If names can be so readily converted into non-names, and non-names can be so readily misinterpreted as deriving from names, where does that leave us? As Mark succinctly put it earlier, "We are meaning-seeking animals; we gain intellectual pleasure from figuring things out." Looking for hidden meanings in names is indeed a pleasurable pursuit, even when (or especially when) the meanings we uncover are fanciful.
The act of naming represents a display of potentially unlimited power and authority over the named, and the namer is often poised to exert this power in objectionable ways. In the case of groups, the authority to name another individual derives from the assumed and unrestrained prerogative to define the "other."
The history of US slavery provides an egregious example of the symbolic mistreatment of others by naming them. The master-slave relationship allowed whites to label African slaves in a sometimes-mocking fashion (with the name "White," for example)—the ultimate emblematic manifestation of domination of one person over another. Frequently slaves had only given names, and their "surnames" were those of their owner or their occupation (Cotton). This labeling of resulted in profound, more-than-symbolic negative consequences on the recipient, and similar manifestations continue to occur whenever a racial, ethnic, or religious slur is made. In his second post, Mark alludes to the ongoing controversy of objectionable sport team nicknames. While several institutions have abandoned their use of offensive designations, many still employ them because of "tradition" or outright orneriness. This resistance to rational change still appears in the display of the iconic "rebel flag" of the former Confederate States of America, an affront and a threat to African-Americans.

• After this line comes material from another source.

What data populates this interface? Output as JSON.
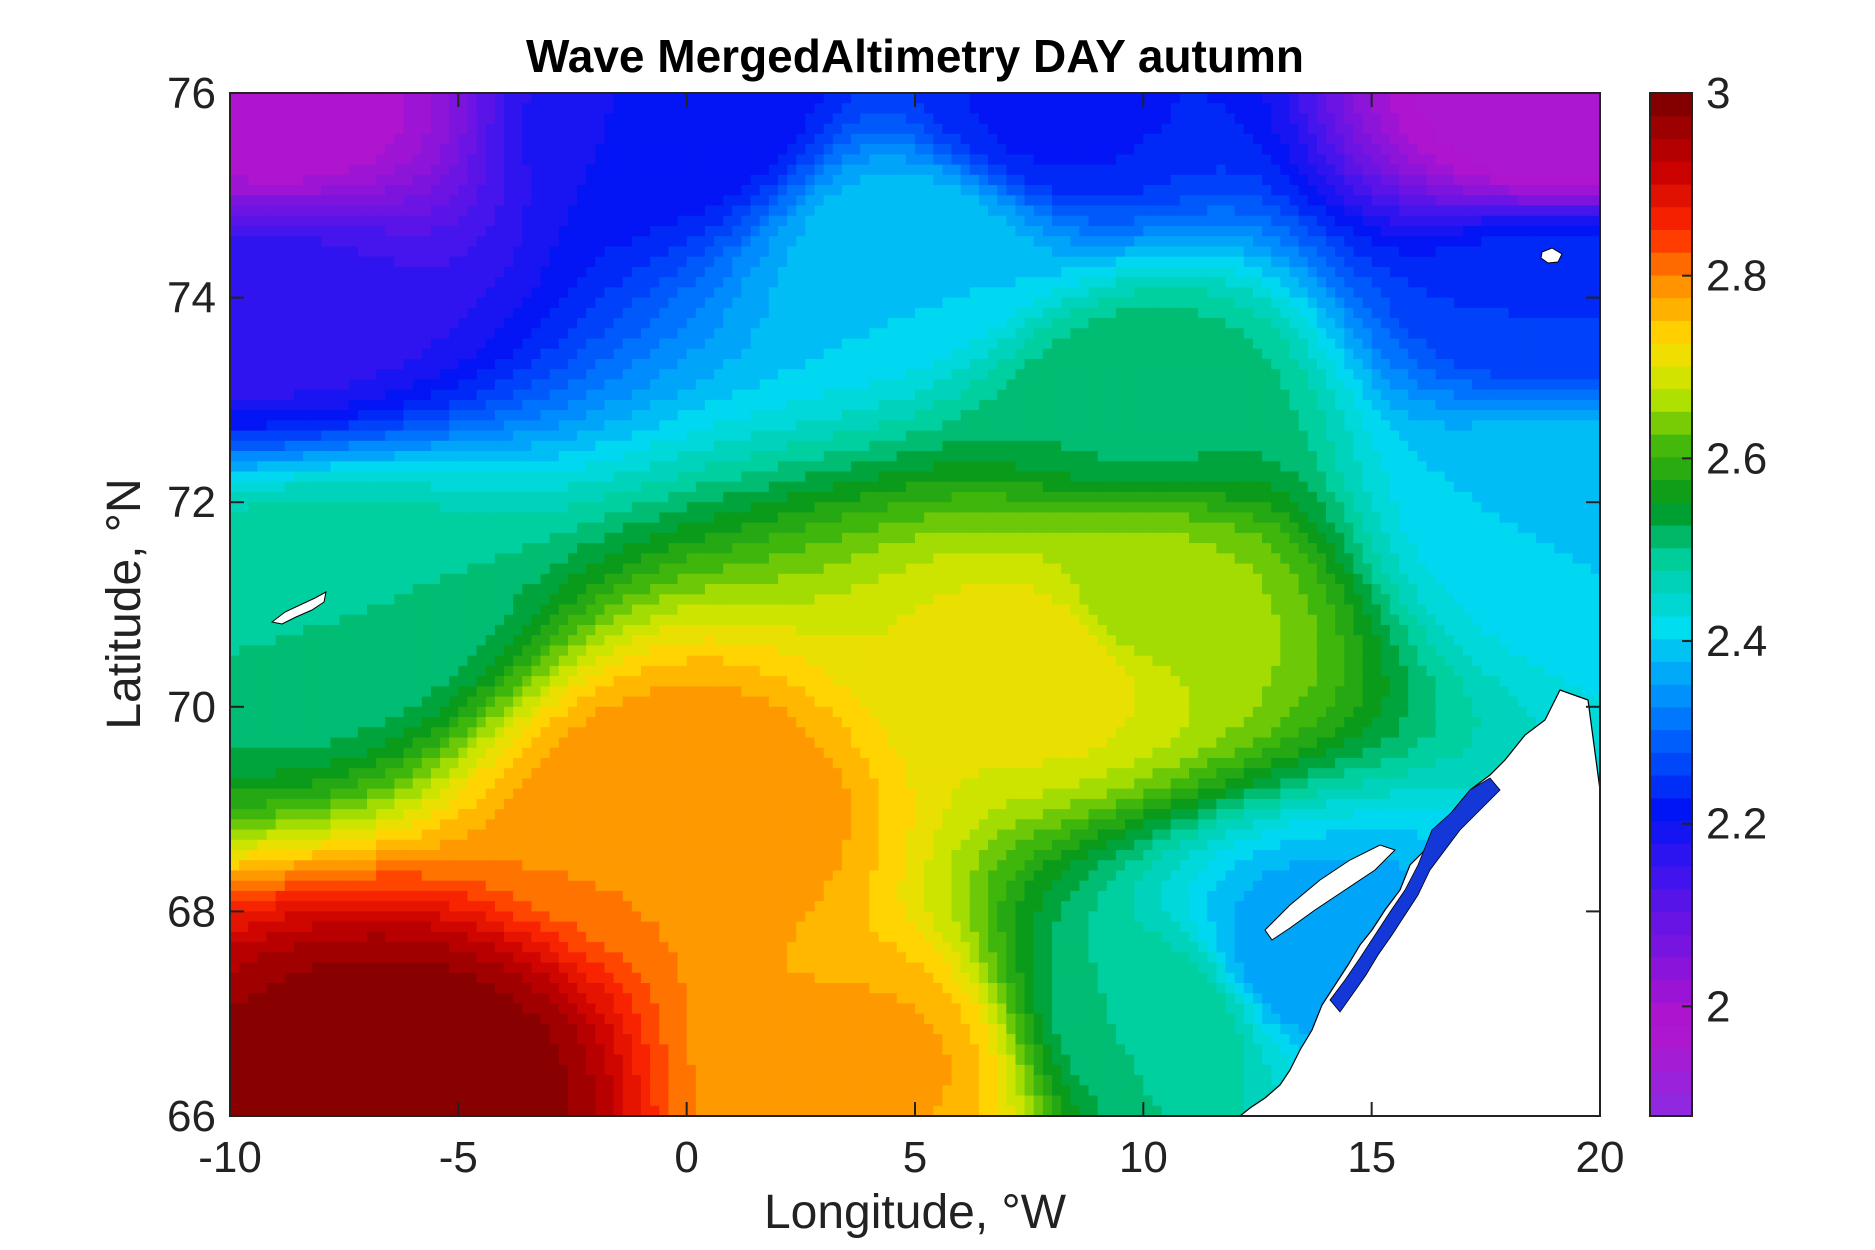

Women too have long faced name-related issues based on the patriarchal nature of our society. Often their given names derive from male names (Carl -> Carla, Paul -> Paula). In the past, the male-centric naming system became more pronounced when women married. For a long time, they were required to change their name to that of their spouse. Birth-name trailblazer and suffragist Lucy Stone (1818–93) fought valiantly to retain her maiden name after marriage. Her resistance to this custom resulted in the creation of the Lucy Stone League in 1921, an organization devoted to the retention of a woman’s birth name after marriage. More recently, marital name traditions have changed, with multiple possibilities becoming available, ranging from birth-name retention, assumption of the spouse’s surname, hyphenation, amalgamation of the two surnames, and more.
Certain performative utterances in specific sanctioned situations may effect the change of a name, e.g., the act of christening, officially sanctioned marital vows performed by a religious figure, a judge’s decree to authorize a name change, legal agreements to establish and protect trademarks and service marks. These institutional actions possess real power. Even a physician’s diagnosis of a disease is deterministic because the patient often loses personal identity and is transformed into the disease label itself ("alcoholic," "schizophrenic").